One particular email service provider has a particularly difficult client mix. Some of his clients are sending critical traffic like password resets, and others are sending fake bank account messages. They seem to be doing better at client control in the last 6 months, but I still have them on a short leash: Known-good client domains are allowed, known-bad client domains are blocked, and uncategorized client domains are quarantined. Not many products, at any price, can give you this much control.
For content filtering, I rely on a commercial product. For sender authentication, I use custom code to implement a better version of SPF and a crude approximation of DMARC. In both cases, the real goal is to use these checks to identify malicious senders, then add another rule to block that identifier.

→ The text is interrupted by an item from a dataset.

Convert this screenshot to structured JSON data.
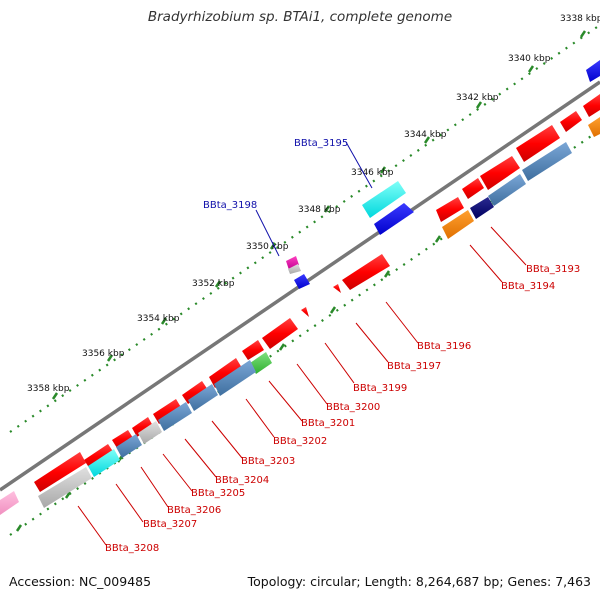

Consider that if you identify a malicious organization, you ideally want to block all references to that domain name, including: Server HELO name, Server Reverse DNS name, SMTP address, and From address. If Declude could parse URLS in the message body, I would also have it parse the URLS for blocked domain names. Someone could probably build a custom script to parse the message body for URLs, but it is above my talent pool so I leave URL filtering to the commercial spam filter.
As I was implementing Declude and building my rule set, the text files quickly grew to 1000s of entries, and the number of text files was steadily growing as well. That's why I moved metadata into SQL so that some of my filtering could be done with indexed tables instead of text files, especially since every text file is re-parsed for every message.
The beauty of Declude is its customization.